The third form of "Auld Lang Syne" is Allan Ramsay's, published in 1724, in the "Tea Table Miscellany," a wretched string of ill-matched rhymes-haste and blast, bough and you, and the like-put into the mouth of a woman immodestly venting in words a counterfeit and unworthy passion. It is difficult to

believe it Ramsay's. In it, however, we reach the immortal title "Auld Lang Syne." In "Tullochgorum" Skinner's "Old Minister's Song," is the idea of friendship, and again in the opening line, "Should auld acquaintance be forgot," is touched what was most probably the germ of the song of Burns. The link connecting it with the Laing broadside is far less trustworthy and convincing. Aside from that, in none of the earlier forms of the song is any clear and full suggestion discoverable of the teeling inspiring Burns's matchless lyric. Skinner went towards it, but he went feebly in a tone of reproach. Burns is filled mainly with the joy of meeting, and there is little more than a back-ground or sub-structural flavour of regret, in the references to long and weary wandering and the roaring of broad separating seas. They neither dim the eye nor make the voice quaver. The long ago, "Auld Lang Syne," is only mellowed with sadness, as the ancient cronies look into the retrospect of life. They know nothing of "divine despair" concerning days that are no more. There is gladness rather than repining in the memory of childhood, the gowany brae, the burn they paidlet in together, and it is worth noting the sensitive touch of art in the "But" dividing the picture of happy morning from the severed movements of later years. The dawn was bright although the day was clouded. Reflection only warms jollity as they, the hale survivors of time's wreckage, once more clasp hands in the friendship that years and absence have not staled, but which is still living in the grey gloamin' of age. As "A Man's a Man" is the song of manhood and democracy; as "Of a' the Airts" is the song of present passionate love, and "My Nannie's Awa" its lament; so "Auld Lang Syne" is the song of friendship and good fellowship.

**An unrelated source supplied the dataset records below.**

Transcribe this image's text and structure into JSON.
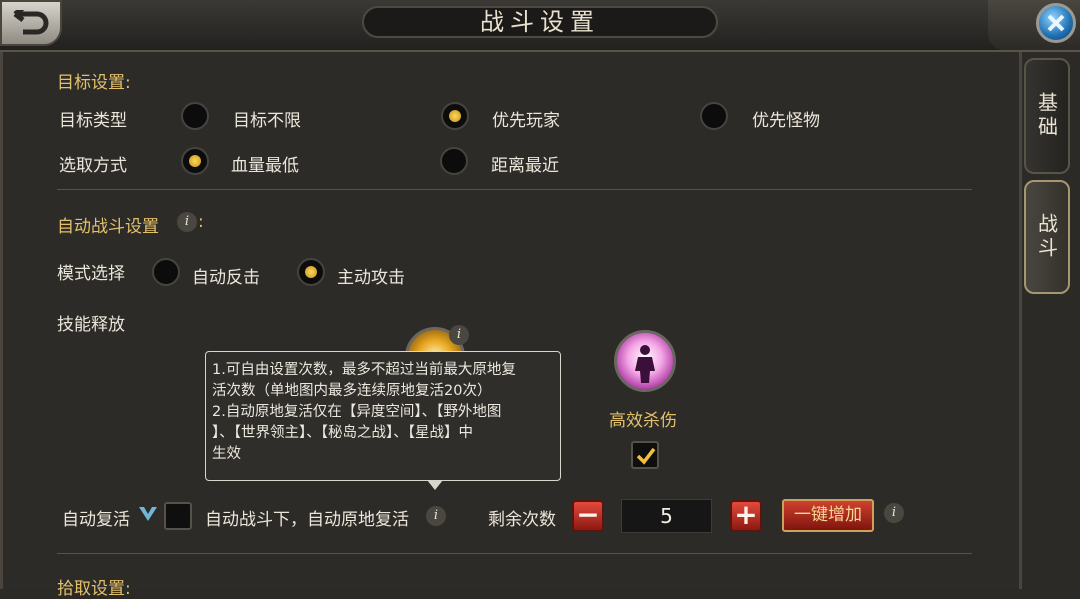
{
  "header": {
    "title": "战斗设置"
  },
  "tabs": [
    {
      "label": "基础",
      "active": false
    },
    {
      "label": "战斗",
      "active": true
    }
  ],
  "target_settings": {
    "heading": "目标设置:",
    "target_type": {
      "label": "目标类型",
      "options": [
        {
          "label": "目标不限",
          "selected": false
        },
        {
          "label": "优先玩家",
          "selected": true
        },
        {
          "label": "优先怪物",
          "selected": false
        }
      ]
    },
    "selection_mode": {
      "label": "选取方式",
      "options": [
        {
          "label": "血量最低",
          "selected": true
        },
        {
          "label": "距离最近",
          "selected": false
        }
      ]
    }
  },
  "auto_battle": {
    "heading": "自动战斗设置",
    "heading_colon": ":",
    "mode": {
      "label": "模式选择",
      "options": [
        {
          "label": "自动反击",
          "selected": false
        },
        {
          "label": "主动攻击",
          "selected": true
        }
      ]
    },
    "skills_label": "技能释放",
    "skills": [
      {
        "name": "高效杀伤",
        "checked": true
      }
    ]
  },
  "tooltip": {
    "lines": [
      "1.可自由设置次数，最多不超过当前最大原地复",
      "活次数（单地图内最多连续原地复活20次）",
      "2.自动原地复活仅在【异度空间】、【野外地图",
      "】、【世界领主】、【秘岛之战】、【星战】中",
      "生效"
    ]
  },
  "revive": {
    "label": "自动复活",
    "description": "自动战斗下，自动原地复活",
    "remaining_label": "剩余次数",
    "count": "5",
    "minus": "−",
    "plus": "+",
    "one_click": "一键增加",
    "checked": false
  },
  "pickup": {
    "heading": "拾取设置:"
  },
  "icons": {
    "info": "i",
    "back": "back-arrow-icon",
    "close": "close-x-icon",
    "vip": "vip-v-icon",
    "check": "checkmark-icon"
  },
  "colors": {
    "accent_gold": "#e3c06c",
    "radio_dot": "#ffd75a",
    "button_red": "#c8352a",
    "close_blue": "#1f6fb2"
  }
}
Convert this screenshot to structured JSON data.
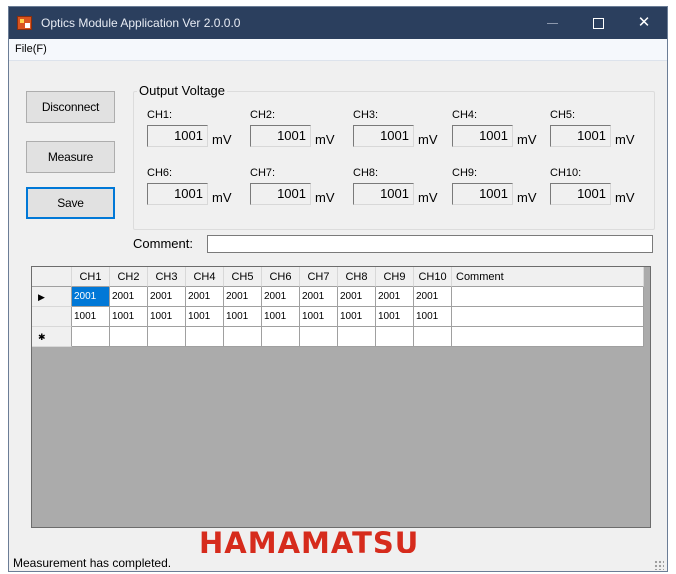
{
  "window": {
    "title": "Optics Module Application Ver 2.0.0.0",
    "app_icon": "app-icon",
    "min_icon": "minimize-icon",
    "max_icon": "maximize-icon",
    "close_glyph": "✕"
  },
  "menu": {
    "file": "File(F)"
  },
  "buttons": {
    "disconnect": "Disconnect",
    "measure": "Measure",
    "save": "Save"
  },
  "output_voltage": {
    "title": "Output Voltage",
    "unit": "mV",
    "channels": [
      {
        "label": "CH1:",
        "value": "1001"
      },
      {
        "label": "CH2:",
        "value": "1001"
      },
      {
        "label": "CH3:",
        "value": "1001"
      },
      {
        "label": "CH4:",
        "value": "1001"
      },
      {
        "label": "CH5:",
        "value": "1001"
      },
      {
        "label": "CH6:",
        "value": "1001"
      },
      {
        "label": "CH7:",
        "value": "1001"
      },
      {
        "label": "CH8:",
        "value": "1001"
      },
      {
        "label": "CH9:",
        "value": "1001"
      },
      {
        "label": "CH10:",
        "value": "1001"
      }
    ]
  },
  "comment": {
    "label": "Comment:",
    "value": ""
  },
  "grid": {
    "columns": [
      "CH1",
      "CH2",
      "CH3",
      "CH4",
      "CH5",
      "CH6",
      "CH7",
      "CH8",
      "CH9",
      "CH10",
      "Comment"
    ],
    "current_row_glyph": "▶",
    "new_row_glyph": "✱",
    "rows": [
      [
        "2001",
        "2001",
        "2001",
        "2001",
        "2001",
        "2001",
        "2001",
        "2001",
        "2001",
        "2001",
        ""
      ],
      [
        "1001",
        "1001",
        "1001",
        "1001",
        "1001",
        "1001",
        "1001",
        "1001",
        "1001",
        "1001",
        ""
      ],
      [
        "",
        "",
        "",
        "",
        "",
        "",
        "",
        "",
        "",
        "",
        ""
      ]
    ]
  },
  "logo": {
    "text": "HAMAMATSU",
    "color": "#d62b1c"
  },
  "status": {
    "text": "Measurement has completed."
  },
  "colors": {
    "titlebar": "#2b3f5e",
    "selection": "#0078d7",
    "default_button_border": "#0078d7"
  }
}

As such the world has accepted it. Ford tells how, after a congress of working men at Brussels, in a many-nationed company in which the interpreter was kept busy" Just at the break-up, each man at a signal got upon his feet, all joined hands, and the walls of the hall were made to resound with the words of a song which evidently required no interpreter, for every man present knew and could sing Auld Lang Syne." Dick considers it the

best-known song in the civilized world, and has this to narrate : "I have heard a mixed company of Scots, English, Germans Italians, and French Swiss sing the chorus in an upland hotel in Switzerland." In that case, at least, Burns was not "the singer of a parish," but sang for mankind.

To sum up, in truth and reality his song has no history. It was not an evolution but grew independently, with only a tiny hint from Skinner, out of a current phrase, and lang syne, sin' syne, and auld lang syne were in the mouths of Scottish schoolboys a generation ago. Burns may have seen some of the earlier verses, but he need have seen none, so perfect is his originality, so exclusively his own is his treatment of the theme. He looked into the heart of the phrase, and with an instinct unrivalled and infallible seized upon its haunting burden of bright and glowing reminiscence, ending in reunion. He cares nothing for precedents. Neither the Bannatyne moraliser nor Ayton can do anything for him. He is inspired; he shades joy lightly with reflection, for that is human nature; he hears but a whisper of pathos from thoughts of the olden time; he is too much of an artist to mix violently contrasted colours; he only sees two joyously meeting in eld who parted in youth; and there, without parentage, precedent or history, self-originating, and fresh as the dew on Nithsdale holms, is the song, "Auld Lang Syne."